Til Kocer, Síria, 6/5/2014 – Após ganhar espaços de autonomia ao calor da guerra civil da Síria, os curdos do norte desse país denunciam agora uma política de asfixia nas mãos da Turquia e do governo da vizinha Região Autônoma Curda do Iraque. “Todos sabemos que Ancara e Erbil – capital administrativa da Região Autônoma Curda do Iraque – têm um plano para evacuar completamente essa região”, disse à IPS Abdurrahman Hemo, presidente do Comitê de Ajuda Humanitária curdo. “Tentam asfixiar a população com um bloqueio para que esta fuja em massa”, acrescentou.

De seu escritório em Derik, 700 quilômetros a nordeste de Damasco, Hemo falou abertamente sobre um suposto embargo exercido sobre as zonas curdas da Síria. A última prova, disse, é o fosso de 17 quilômetros de comprimento, três de largura e dois de profundidade que as autoridades do Curdistão iraquiano estão construindo ao longo da fronteira comum.

Isso, junto ao recente desmantelamento da ponte na única passagem oficial entre curdos do Iraque e os da Síria, a dez quilômetros de Derik, tem um efeito psicológico ainda mais devastador do que o puramente estrutural. “As pessoas estão aterrorizadas e muitos partiram.
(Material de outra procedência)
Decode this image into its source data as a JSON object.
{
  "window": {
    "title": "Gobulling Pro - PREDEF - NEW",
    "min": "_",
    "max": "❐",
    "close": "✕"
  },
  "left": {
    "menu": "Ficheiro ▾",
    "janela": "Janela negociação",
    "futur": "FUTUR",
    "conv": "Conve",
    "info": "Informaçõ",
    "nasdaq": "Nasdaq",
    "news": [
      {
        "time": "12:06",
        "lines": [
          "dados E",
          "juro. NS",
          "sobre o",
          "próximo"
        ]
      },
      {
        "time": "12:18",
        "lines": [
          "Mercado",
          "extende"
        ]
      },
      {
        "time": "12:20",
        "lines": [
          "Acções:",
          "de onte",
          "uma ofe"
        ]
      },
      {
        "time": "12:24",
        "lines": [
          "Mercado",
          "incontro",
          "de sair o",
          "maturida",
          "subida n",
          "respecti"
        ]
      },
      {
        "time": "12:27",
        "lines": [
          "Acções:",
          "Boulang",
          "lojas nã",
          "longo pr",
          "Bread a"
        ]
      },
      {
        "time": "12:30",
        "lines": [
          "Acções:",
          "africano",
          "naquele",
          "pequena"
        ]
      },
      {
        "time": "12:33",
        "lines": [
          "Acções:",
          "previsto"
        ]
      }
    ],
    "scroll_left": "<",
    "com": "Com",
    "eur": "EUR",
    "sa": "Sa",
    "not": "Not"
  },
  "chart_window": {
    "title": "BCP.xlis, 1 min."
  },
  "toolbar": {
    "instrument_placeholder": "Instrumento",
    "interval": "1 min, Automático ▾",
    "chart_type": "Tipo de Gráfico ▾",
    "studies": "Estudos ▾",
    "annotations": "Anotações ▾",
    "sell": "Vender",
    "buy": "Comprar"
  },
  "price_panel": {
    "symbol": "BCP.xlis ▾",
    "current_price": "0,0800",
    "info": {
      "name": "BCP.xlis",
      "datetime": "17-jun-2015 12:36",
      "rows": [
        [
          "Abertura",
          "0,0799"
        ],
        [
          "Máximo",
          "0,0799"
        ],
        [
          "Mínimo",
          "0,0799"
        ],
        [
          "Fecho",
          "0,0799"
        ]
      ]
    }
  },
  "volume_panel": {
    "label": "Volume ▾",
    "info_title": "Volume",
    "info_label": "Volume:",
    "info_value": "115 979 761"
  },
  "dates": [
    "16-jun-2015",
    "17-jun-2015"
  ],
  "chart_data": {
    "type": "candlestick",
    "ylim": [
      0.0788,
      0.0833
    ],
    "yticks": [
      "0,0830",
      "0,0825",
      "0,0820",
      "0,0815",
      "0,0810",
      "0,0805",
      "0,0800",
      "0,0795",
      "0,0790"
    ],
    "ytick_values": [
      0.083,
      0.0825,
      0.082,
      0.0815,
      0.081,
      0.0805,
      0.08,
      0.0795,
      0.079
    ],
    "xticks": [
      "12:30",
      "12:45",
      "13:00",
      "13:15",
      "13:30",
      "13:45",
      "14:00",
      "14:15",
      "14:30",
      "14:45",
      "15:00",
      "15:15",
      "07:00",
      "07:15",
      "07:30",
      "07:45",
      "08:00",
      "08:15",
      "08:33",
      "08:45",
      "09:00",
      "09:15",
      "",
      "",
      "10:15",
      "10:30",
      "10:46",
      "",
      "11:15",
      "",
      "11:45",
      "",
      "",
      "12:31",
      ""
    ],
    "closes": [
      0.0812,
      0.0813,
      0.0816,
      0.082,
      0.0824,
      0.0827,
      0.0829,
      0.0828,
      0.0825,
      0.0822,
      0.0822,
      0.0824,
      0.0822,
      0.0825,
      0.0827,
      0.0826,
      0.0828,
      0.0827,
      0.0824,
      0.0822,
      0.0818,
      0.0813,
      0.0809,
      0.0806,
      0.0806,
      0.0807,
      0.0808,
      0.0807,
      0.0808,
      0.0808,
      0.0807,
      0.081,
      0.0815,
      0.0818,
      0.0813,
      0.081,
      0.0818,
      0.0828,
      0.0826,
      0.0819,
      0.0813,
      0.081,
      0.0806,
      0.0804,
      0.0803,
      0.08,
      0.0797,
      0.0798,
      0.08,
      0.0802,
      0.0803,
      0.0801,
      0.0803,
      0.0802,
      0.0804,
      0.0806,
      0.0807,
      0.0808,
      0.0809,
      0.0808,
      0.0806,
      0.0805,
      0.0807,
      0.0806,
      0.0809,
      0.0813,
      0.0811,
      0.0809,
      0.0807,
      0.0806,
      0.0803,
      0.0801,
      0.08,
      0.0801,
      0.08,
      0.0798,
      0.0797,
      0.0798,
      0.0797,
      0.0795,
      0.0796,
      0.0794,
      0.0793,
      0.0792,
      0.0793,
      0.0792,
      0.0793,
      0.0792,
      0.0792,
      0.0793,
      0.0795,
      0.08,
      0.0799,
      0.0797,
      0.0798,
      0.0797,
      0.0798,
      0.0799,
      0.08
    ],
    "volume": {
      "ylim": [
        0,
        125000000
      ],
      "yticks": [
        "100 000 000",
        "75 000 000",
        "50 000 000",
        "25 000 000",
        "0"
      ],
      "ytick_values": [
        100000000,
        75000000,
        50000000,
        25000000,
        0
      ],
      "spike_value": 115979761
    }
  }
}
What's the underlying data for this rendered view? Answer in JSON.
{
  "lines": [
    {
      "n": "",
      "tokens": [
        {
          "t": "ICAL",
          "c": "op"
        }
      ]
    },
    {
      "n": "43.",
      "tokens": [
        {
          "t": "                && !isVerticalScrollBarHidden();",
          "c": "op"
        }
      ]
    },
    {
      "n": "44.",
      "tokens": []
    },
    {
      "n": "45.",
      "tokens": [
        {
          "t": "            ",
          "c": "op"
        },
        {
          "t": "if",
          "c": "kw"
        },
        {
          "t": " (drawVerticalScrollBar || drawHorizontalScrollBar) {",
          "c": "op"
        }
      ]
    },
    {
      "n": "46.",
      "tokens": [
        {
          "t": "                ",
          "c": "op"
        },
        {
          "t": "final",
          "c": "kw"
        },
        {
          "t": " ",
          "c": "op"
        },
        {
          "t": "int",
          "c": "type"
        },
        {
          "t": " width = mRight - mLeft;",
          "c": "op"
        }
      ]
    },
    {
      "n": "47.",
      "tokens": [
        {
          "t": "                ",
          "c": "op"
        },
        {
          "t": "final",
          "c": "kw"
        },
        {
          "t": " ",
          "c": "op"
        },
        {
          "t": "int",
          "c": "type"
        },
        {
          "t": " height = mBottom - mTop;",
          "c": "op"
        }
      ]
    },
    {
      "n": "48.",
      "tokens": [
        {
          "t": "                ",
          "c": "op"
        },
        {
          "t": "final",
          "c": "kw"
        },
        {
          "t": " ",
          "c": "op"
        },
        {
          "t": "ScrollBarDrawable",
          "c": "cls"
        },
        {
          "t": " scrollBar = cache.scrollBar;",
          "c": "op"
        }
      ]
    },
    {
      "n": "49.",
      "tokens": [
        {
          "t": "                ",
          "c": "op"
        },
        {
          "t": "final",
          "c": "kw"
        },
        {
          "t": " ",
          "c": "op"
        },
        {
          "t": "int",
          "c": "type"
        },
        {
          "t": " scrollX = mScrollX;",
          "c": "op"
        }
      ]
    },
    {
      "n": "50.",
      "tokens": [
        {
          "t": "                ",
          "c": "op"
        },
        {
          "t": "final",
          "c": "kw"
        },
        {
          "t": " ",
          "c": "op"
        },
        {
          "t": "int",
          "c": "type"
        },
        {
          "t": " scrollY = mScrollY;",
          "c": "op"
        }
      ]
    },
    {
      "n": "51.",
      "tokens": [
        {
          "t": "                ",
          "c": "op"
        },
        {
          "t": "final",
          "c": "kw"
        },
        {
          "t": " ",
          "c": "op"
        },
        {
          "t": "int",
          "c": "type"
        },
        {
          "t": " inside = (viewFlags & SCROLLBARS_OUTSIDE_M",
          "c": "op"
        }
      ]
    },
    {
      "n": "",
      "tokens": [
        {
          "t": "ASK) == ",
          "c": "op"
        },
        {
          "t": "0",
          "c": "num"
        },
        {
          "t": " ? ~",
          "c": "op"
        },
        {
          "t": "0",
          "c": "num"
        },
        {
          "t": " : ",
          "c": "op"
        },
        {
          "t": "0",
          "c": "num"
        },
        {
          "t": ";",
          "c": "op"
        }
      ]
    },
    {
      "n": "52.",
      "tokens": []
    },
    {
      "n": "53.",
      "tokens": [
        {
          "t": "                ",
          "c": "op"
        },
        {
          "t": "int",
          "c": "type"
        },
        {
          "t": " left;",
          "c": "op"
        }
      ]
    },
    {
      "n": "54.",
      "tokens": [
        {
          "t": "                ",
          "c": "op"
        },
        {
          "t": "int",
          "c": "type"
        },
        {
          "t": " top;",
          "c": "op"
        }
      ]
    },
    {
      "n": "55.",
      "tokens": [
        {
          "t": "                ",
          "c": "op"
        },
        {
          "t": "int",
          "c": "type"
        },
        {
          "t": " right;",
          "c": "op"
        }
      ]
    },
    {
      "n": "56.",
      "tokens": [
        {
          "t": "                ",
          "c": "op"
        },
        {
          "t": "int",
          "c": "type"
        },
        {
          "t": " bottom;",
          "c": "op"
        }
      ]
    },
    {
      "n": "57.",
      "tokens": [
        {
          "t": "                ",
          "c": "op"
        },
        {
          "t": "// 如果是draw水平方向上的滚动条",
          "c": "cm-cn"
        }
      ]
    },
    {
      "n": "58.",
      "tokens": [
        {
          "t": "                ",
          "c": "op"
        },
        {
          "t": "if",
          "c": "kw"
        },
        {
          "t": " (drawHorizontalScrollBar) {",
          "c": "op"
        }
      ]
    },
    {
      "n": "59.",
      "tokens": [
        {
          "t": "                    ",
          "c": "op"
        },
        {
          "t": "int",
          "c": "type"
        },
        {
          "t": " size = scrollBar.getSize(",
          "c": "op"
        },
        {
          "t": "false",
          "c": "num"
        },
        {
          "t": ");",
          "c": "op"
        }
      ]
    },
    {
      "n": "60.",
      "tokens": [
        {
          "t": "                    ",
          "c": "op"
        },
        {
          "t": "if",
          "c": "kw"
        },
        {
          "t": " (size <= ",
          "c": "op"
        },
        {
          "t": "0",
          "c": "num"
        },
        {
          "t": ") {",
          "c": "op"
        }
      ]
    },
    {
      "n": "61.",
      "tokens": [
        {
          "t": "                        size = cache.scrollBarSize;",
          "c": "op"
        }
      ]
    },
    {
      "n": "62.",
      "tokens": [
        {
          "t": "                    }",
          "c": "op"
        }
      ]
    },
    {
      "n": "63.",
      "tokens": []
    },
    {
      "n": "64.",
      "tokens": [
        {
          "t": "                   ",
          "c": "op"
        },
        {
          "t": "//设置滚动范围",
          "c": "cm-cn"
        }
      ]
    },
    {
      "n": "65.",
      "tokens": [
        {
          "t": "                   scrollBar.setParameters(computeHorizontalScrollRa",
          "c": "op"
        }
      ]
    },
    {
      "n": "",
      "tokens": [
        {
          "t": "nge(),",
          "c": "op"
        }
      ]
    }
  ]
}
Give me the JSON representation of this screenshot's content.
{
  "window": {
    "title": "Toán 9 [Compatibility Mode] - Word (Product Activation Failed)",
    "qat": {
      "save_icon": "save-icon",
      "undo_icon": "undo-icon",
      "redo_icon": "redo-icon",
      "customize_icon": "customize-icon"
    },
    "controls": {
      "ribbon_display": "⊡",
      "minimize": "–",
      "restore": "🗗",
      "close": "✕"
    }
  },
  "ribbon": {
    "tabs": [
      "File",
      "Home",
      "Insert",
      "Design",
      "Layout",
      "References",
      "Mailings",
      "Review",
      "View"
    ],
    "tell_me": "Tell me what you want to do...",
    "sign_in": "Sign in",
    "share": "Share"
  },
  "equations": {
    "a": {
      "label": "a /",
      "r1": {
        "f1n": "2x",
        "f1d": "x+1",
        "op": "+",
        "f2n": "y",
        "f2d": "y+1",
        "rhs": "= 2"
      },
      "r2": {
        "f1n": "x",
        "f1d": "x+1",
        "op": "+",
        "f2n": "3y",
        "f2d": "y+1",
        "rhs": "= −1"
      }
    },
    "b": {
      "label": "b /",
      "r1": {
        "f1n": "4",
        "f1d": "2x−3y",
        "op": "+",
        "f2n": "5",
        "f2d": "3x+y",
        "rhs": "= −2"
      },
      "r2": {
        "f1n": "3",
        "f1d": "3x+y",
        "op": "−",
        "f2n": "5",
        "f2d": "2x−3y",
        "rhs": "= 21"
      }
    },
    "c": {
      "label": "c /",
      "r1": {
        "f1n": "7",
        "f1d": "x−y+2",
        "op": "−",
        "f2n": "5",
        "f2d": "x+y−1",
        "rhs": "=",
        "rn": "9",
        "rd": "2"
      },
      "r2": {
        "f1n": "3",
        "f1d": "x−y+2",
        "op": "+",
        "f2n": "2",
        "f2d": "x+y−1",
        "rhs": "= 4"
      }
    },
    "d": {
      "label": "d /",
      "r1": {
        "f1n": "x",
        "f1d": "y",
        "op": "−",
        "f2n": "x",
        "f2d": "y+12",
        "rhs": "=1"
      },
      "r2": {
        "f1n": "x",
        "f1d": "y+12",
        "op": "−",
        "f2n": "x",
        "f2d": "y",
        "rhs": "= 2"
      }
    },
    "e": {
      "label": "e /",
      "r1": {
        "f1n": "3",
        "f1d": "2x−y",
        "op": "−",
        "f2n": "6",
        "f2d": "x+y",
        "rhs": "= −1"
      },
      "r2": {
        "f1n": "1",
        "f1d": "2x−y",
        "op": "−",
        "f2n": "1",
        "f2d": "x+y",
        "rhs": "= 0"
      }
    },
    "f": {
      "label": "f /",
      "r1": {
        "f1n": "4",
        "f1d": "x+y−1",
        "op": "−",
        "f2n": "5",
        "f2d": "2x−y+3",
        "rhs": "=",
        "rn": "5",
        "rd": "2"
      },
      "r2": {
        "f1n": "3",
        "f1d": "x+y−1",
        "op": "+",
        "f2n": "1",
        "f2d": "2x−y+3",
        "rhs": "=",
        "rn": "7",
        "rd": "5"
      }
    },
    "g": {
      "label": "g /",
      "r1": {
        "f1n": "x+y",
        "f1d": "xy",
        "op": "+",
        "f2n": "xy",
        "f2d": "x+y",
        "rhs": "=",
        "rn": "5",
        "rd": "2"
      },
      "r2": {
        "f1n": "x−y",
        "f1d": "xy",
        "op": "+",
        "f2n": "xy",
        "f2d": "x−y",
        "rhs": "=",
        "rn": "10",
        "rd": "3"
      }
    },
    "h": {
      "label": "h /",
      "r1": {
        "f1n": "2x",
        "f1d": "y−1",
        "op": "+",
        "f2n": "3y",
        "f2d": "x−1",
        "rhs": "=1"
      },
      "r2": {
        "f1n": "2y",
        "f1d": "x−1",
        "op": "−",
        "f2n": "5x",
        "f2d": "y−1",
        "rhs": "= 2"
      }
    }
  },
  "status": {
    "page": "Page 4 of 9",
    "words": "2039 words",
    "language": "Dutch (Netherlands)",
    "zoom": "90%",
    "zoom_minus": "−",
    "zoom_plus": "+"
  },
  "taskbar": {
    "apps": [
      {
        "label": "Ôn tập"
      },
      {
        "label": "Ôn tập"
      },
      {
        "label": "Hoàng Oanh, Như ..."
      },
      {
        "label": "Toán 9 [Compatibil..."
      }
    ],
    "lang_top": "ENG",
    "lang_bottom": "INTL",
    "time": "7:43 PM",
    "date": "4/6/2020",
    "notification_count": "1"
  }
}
Isso está quase vazio”, apontou Isham Ahmed em seu pequeno comércio de alimentos, no bazar de Derik.

“Os preços dos alimentos básicos aumentam cinco vezes, já que muitos são de contrabando ou, simplesmente, porque muitas terras deixaram de ser cultivadas por causa da guerra”, acrescentou à IPS esse comerciante que resiste a baixar definitivamente as portas. A escassez generalizada é um dos preços que os curdos da Síria têm de pagar desde que, em julho de 2012, assumiram o controle de suas áreas.

Apesar de sua aposta em se distanciar tanto do regime de Bashar al Assad como da oposição armada, o governo turco não vê com bons olhos um movimento autonomista liderado pelo Partido da União Democrática, que diz compartilhar a agenda do Partido dos Trabalhadores do Curdistão (PKK), que na década de 1980 lançou uma guerra de guerrilha contra Ancara.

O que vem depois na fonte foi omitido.